With car bombs, shootings and kidnappings escalating and several cities effectively under insurgent control, there are concerns that Iraq will not be ready to hold a vote by the Jan. 31 deadline. But Shiites, who make up about 60 percent of Iraq's 25 million people, are eager to hold elections since they expect to dominate whatever government emerges.

Iraq's top Shiite Muslim cleric Grand Ayatollah Ali al-Sistani is insisting elections promised for January must be held on time, an aide said.

The leader of Iraq's biggest Shiite Muslim political party, the Supreme Council for the Islamic Revolution in Iraq, echoed that demand.

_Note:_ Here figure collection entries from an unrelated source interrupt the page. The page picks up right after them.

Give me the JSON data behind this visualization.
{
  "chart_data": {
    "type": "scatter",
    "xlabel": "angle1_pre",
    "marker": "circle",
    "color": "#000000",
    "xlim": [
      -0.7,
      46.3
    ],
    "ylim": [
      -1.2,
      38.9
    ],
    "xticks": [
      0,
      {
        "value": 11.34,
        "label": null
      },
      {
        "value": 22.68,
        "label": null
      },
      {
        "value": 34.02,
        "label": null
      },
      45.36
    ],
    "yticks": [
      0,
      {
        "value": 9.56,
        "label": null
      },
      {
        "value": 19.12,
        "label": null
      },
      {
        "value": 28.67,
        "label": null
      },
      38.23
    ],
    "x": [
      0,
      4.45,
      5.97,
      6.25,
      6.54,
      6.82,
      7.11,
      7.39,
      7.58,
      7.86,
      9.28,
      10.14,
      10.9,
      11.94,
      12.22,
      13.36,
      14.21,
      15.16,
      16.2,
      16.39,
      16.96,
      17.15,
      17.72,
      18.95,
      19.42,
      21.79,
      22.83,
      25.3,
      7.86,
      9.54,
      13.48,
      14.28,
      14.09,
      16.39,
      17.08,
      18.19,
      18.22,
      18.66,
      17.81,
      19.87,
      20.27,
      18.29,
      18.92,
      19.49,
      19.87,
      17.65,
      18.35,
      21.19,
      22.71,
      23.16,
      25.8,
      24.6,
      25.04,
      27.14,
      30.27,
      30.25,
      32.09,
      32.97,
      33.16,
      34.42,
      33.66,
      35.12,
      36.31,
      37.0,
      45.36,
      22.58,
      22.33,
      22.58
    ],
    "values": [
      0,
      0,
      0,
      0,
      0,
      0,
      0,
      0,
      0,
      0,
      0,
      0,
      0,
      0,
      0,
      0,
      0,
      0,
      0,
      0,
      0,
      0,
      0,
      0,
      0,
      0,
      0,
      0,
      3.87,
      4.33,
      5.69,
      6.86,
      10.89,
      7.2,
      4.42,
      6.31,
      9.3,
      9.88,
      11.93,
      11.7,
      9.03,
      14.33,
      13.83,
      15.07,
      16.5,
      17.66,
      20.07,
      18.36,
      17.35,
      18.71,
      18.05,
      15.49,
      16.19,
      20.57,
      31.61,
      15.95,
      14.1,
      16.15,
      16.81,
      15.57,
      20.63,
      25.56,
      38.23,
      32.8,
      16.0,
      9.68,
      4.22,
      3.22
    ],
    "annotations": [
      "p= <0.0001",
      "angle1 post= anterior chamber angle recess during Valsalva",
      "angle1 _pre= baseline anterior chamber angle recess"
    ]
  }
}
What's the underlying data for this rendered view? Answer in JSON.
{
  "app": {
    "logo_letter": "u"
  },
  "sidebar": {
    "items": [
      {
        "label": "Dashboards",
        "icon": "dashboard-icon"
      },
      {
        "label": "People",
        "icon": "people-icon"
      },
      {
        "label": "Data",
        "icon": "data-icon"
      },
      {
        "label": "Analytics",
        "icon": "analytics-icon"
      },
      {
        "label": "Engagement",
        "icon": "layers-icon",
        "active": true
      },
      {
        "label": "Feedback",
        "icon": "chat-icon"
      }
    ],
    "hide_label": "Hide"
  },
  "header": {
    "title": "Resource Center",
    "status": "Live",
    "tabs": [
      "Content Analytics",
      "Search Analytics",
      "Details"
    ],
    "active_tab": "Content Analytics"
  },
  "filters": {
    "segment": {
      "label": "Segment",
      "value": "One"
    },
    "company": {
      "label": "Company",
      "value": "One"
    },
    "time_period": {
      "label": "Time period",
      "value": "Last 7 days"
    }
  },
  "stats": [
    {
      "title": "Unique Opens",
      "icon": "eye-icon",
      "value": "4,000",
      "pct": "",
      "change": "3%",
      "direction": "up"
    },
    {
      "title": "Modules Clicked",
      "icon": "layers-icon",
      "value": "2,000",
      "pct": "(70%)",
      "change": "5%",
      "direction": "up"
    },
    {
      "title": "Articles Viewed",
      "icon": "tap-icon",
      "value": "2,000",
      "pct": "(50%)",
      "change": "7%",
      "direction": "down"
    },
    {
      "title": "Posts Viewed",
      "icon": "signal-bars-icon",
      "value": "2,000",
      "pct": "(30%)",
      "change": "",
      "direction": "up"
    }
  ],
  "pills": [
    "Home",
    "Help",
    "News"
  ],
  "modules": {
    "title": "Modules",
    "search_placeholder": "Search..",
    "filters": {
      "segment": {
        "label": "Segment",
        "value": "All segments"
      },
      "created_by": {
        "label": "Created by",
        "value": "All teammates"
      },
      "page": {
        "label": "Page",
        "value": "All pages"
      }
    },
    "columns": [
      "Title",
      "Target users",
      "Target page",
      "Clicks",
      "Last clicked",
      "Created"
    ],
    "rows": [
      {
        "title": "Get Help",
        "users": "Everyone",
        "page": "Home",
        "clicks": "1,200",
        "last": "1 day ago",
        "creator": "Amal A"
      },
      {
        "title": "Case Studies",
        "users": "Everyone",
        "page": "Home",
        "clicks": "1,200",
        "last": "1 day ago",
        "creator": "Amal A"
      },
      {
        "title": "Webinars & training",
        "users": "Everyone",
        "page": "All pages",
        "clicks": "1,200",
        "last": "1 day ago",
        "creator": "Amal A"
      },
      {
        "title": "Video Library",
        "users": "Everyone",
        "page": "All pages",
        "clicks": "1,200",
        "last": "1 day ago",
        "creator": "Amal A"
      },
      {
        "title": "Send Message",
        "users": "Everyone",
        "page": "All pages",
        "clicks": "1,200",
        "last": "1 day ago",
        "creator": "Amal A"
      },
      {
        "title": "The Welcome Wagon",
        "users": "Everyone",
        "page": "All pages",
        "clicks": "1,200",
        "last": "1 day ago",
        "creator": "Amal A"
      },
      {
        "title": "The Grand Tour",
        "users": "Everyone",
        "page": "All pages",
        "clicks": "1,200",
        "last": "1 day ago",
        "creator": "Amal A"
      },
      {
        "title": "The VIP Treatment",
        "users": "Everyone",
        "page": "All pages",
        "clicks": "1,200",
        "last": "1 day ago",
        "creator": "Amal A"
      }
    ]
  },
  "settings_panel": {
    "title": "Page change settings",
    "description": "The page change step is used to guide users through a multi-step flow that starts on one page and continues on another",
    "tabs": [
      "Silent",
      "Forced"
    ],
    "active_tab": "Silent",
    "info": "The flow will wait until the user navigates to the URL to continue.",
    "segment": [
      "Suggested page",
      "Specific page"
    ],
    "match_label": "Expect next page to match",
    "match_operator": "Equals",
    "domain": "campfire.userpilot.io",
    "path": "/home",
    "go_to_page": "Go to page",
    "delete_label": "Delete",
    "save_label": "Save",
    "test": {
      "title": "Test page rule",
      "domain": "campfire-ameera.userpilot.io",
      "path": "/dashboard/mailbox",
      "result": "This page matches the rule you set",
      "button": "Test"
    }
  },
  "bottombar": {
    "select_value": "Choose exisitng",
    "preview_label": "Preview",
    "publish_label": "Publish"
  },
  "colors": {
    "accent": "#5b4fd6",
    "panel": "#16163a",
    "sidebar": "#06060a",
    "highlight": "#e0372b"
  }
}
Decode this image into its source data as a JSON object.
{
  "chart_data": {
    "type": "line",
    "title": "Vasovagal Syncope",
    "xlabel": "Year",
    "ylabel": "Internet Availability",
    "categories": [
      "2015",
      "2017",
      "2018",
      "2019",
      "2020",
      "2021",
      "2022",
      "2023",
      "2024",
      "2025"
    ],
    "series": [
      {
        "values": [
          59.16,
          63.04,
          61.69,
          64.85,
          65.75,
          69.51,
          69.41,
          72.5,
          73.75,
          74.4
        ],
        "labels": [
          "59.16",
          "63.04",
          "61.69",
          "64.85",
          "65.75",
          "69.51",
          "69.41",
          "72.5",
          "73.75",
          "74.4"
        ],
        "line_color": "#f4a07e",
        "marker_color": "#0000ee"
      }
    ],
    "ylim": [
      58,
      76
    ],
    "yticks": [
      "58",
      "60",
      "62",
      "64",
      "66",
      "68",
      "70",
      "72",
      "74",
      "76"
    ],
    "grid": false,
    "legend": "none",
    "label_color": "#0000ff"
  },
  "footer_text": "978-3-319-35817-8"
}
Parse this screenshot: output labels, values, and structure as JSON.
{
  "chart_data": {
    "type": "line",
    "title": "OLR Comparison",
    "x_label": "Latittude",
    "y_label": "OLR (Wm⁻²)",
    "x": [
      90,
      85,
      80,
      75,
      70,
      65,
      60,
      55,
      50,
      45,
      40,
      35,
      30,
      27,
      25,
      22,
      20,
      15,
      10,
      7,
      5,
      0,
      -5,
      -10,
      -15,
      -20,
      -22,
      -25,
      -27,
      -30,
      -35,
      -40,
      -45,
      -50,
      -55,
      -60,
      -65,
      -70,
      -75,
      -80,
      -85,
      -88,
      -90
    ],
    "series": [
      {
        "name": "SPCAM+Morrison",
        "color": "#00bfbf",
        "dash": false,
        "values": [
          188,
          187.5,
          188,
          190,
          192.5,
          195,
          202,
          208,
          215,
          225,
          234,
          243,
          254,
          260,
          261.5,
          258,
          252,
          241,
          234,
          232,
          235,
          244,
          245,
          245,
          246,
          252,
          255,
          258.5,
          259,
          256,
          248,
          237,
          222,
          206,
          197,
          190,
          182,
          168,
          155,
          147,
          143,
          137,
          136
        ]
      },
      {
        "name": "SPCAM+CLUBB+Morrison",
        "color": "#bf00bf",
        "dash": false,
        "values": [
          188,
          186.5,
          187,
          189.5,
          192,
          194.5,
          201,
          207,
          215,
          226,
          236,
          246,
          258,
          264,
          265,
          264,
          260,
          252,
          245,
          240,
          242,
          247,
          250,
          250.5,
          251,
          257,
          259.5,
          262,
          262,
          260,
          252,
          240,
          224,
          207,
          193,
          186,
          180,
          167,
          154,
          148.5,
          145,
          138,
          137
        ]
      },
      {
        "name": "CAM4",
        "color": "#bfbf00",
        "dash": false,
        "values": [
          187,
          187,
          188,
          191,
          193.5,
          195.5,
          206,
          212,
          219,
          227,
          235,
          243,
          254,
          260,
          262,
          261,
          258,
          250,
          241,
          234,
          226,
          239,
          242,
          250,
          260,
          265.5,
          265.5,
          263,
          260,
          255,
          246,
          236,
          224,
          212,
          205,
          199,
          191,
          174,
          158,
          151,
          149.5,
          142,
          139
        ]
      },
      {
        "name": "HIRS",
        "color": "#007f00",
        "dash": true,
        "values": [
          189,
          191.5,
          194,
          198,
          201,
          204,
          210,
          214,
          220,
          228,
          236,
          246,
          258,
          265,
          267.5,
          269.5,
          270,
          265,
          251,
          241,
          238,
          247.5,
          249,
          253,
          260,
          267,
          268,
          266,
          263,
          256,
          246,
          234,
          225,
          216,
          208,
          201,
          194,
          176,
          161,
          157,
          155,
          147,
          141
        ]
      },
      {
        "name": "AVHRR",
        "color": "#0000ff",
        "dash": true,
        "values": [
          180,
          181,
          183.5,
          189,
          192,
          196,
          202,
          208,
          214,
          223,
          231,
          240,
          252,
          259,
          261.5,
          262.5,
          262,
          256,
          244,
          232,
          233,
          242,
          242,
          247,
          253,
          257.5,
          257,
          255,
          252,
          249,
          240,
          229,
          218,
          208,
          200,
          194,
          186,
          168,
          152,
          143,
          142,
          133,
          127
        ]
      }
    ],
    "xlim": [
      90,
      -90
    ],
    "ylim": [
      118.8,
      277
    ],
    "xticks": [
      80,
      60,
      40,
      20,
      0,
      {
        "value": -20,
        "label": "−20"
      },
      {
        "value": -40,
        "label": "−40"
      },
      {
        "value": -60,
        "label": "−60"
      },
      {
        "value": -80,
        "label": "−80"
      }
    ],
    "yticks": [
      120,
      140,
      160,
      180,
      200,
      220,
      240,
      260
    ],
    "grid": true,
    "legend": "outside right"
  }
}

``We reject any attempt to delay the elections under any pretext,'' said Abdel Aziz al-Hakim in the holy Shiite city of Najaf.

Interim Prime Minister Ayad Allawi, in a speech to a joint session of the U.S. Congress on Thursday, vowed not to let violence derail the election timetable. He said 14 or 15 of Iraq's 18 provinces ``are completely safe.''

However, at least six provinces _ Baghdad, Anbar, Diyala, Salahuddin, Kirkuk and Nineveh _ have been the scene of significant attacks on U.S. troops and Iraqi authorities in the past month. The only areas not plagued by bloodshed are the three northern provinces controlled by Kurds. The situation in many areas is unknown since journalists' travel is restricted by security fears.

Rumsfeld, at a Senate committee, was asked how elections could be held if cities remained in revolt.

``So be it,'' Rumsfeld said. He said ``it could be'' that violence will be worse by January. The result, he said, would be ``an election that's not quite perfect.'' But he said that some balloting would be better than none at all.

However, Rumsfeld was contradicted by Deputy Secretary of State Richard Armitage.

``We're going to have an election that is free and open and that has to be open to all citizens. It's got to be our best effort to get it into troubled areas as well,'' Armitage told a House committee Friday when asked about Rumsfeld's statement.

The most violent regions of Iraq are in the Sunni Arab heartland north and west of Baghdad. If voting is not held there, it could anger the Sunni minority _ which already feels alienated after losing the dominance it held for centuries _ and prompt some Sunnis to reject any government that emerges from the vote.